Clements describes her own work as stemming from an anxiety about pursuing knowledge. In the online age, this can be heightened by both hyper-easy access to information and the awareness of its overwhelming amount. Her worries about being defined by the knowledge we accrue are expressed here in Everyone In This Room Is Connected To Everyone In This Room in the form of sculptures, augmented reality (AR) and the artist’s key medium of film.
All of the work has been produced exclusively for the Whitaker and includes the premiere of three new film works. A sprawling Brain Garden made from silky velvet brains illustrates the tangled web of connections and visitors can interact with these sculptures via the use of AR.

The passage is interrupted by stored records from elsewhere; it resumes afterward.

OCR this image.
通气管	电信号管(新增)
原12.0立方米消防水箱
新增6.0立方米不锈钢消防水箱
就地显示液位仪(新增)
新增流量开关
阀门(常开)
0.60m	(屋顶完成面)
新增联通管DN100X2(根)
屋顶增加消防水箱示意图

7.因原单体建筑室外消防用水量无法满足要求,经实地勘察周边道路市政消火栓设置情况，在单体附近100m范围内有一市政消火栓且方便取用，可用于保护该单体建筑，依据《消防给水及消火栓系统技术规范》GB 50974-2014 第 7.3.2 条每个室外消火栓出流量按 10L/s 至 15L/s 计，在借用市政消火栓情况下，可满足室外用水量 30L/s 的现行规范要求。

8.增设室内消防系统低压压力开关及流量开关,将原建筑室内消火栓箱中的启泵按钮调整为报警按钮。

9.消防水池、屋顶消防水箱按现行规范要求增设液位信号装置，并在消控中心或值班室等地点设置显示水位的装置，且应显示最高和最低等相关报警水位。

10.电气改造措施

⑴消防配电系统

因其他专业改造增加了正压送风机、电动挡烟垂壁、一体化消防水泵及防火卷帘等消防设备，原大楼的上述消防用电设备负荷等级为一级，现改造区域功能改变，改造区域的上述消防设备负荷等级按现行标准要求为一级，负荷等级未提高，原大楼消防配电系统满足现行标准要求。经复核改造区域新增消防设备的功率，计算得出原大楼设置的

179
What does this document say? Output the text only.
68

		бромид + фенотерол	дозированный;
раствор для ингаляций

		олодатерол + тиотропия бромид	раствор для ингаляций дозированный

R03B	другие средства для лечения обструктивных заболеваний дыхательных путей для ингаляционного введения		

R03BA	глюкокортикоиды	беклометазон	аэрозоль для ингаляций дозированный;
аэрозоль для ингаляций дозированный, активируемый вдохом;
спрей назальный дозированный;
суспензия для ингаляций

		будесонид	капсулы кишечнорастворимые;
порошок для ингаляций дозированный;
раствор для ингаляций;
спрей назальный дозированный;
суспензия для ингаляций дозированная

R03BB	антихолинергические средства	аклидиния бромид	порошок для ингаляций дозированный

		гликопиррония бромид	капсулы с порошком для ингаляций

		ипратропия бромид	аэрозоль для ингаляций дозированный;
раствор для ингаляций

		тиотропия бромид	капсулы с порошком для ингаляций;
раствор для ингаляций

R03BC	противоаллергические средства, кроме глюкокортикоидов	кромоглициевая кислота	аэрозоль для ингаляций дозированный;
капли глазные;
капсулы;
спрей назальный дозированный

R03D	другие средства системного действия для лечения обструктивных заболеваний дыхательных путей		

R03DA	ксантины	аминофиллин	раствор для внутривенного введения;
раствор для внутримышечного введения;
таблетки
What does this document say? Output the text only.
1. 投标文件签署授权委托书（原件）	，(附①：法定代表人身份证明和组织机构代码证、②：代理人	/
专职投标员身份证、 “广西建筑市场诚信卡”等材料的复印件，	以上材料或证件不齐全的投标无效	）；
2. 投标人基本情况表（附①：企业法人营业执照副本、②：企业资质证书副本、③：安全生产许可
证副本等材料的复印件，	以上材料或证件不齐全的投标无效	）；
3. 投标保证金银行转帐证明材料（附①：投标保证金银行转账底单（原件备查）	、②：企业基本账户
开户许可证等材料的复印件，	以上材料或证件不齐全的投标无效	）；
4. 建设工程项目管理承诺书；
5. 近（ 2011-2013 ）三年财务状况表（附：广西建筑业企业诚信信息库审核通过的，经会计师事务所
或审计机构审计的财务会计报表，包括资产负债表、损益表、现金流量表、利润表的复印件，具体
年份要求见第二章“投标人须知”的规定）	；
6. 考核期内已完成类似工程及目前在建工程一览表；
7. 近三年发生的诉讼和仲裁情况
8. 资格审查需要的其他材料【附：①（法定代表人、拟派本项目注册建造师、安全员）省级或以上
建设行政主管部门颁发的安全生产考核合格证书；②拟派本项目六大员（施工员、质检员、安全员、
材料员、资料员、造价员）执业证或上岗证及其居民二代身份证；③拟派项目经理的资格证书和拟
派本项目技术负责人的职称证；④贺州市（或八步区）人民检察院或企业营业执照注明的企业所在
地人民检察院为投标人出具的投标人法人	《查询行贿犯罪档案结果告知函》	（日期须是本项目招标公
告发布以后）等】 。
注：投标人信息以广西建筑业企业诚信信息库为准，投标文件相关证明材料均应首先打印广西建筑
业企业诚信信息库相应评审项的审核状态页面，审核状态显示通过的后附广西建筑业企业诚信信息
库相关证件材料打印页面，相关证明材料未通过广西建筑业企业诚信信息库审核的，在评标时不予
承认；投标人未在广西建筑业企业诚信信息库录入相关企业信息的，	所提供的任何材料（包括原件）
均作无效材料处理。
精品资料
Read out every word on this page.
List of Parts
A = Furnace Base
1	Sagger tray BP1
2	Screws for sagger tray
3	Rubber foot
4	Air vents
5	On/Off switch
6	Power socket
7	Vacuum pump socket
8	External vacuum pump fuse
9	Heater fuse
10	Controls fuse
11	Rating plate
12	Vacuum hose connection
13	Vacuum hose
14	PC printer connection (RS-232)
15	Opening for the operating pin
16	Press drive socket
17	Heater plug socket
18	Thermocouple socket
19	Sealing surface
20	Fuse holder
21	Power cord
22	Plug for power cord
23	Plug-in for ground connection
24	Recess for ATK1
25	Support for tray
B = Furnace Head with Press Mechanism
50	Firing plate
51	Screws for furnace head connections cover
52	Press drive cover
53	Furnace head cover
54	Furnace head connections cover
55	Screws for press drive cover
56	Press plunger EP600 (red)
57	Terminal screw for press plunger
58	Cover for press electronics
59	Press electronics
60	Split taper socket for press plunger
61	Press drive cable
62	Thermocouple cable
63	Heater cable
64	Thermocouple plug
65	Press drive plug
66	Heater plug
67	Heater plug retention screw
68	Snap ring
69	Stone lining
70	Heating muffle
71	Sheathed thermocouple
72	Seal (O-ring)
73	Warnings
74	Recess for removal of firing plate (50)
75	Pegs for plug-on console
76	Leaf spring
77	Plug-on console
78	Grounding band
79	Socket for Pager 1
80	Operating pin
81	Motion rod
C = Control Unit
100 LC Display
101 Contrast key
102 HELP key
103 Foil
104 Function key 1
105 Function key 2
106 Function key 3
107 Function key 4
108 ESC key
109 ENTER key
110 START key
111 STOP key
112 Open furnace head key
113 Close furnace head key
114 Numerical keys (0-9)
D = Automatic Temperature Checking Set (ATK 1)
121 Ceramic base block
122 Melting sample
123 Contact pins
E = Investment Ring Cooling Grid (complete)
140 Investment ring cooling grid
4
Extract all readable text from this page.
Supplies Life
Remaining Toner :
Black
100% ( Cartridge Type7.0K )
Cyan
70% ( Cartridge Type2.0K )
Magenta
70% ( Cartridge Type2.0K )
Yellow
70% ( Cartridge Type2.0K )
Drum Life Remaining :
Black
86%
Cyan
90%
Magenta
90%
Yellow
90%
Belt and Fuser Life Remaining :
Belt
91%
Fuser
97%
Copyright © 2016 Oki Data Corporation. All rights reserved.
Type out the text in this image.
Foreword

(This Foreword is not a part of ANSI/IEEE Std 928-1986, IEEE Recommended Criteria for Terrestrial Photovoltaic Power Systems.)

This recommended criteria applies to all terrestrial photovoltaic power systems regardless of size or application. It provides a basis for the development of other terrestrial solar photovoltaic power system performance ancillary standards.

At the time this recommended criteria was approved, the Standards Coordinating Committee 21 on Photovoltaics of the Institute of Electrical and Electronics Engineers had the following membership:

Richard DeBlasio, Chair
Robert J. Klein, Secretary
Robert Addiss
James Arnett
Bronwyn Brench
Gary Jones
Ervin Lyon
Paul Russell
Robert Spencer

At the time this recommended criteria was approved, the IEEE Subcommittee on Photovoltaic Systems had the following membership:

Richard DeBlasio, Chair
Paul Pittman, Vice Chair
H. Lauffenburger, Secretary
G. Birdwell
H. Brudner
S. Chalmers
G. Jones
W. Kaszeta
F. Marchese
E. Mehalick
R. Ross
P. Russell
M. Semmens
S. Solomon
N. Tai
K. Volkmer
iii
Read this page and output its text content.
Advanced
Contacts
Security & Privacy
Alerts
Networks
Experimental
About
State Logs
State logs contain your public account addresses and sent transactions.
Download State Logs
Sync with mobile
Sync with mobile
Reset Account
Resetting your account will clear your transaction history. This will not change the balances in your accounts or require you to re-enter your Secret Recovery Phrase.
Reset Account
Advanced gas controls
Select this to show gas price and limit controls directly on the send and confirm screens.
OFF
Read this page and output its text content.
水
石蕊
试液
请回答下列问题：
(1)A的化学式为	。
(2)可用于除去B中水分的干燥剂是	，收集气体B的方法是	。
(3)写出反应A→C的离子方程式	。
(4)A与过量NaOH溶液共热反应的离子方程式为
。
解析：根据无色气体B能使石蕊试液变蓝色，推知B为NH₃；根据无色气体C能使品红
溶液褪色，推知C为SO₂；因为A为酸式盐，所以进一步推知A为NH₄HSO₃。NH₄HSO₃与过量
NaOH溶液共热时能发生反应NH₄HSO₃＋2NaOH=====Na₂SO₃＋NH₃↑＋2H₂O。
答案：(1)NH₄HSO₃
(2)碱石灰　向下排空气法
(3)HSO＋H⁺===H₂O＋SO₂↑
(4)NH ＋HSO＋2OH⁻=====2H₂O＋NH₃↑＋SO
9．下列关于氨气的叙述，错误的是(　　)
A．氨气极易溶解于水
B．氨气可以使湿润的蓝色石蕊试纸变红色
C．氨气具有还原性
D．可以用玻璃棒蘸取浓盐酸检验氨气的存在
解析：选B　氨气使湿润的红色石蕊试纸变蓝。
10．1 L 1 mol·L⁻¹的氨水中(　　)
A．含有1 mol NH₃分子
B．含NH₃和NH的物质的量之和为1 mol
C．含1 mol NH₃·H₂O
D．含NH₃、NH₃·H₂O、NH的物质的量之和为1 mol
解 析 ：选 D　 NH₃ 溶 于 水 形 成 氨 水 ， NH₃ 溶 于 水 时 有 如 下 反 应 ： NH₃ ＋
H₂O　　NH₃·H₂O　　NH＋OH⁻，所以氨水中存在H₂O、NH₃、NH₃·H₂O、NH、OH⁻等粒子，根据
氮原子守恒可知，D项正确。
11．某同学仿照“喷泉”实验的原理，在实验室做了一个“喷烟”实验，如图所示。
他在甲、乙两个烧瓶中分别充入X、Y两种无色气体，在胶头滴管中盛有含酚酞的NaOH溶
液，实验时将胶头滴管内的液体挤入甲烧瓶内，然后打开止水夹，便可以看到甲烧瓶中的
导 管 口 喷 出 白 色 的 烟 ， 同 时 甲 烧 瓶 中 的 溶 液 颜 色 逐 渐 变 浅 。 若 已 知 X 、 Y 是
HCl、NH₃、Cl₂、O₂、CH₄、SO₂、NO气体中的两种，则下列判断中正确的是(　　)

One of the films being premiered, Jo’s 90 (becoming brainy), draws on the artist’s obsession with science fiction and the idea that a large amount of knowledge can be gained instantaneously with the use of an external, wearable device. Led by this concept, Clements tries on a 1960s hairdryer hood with a scary-looking copper mask and films herself in 90 different locations, while the voiceover describes 90 ‘facts’.
Combining true and fictional events, as well as psychological theories and Clements’ extensive research into representations of the brain and learning, the pieces on display drift between scientifically-focused and humorous.
The show makes clear that knowledge is not always such a serious matter and adding a pinch of mischief may make the learning process just that little bit easier.
Alongside Jo Clements’ show, visitors will also find work from Marjan Wouda, whose sculptures can already be found in Whitaker Park. In her display Familiar, the artist further explores Lancashire’s landscape and folklore through sculpture and drawing in her signature style.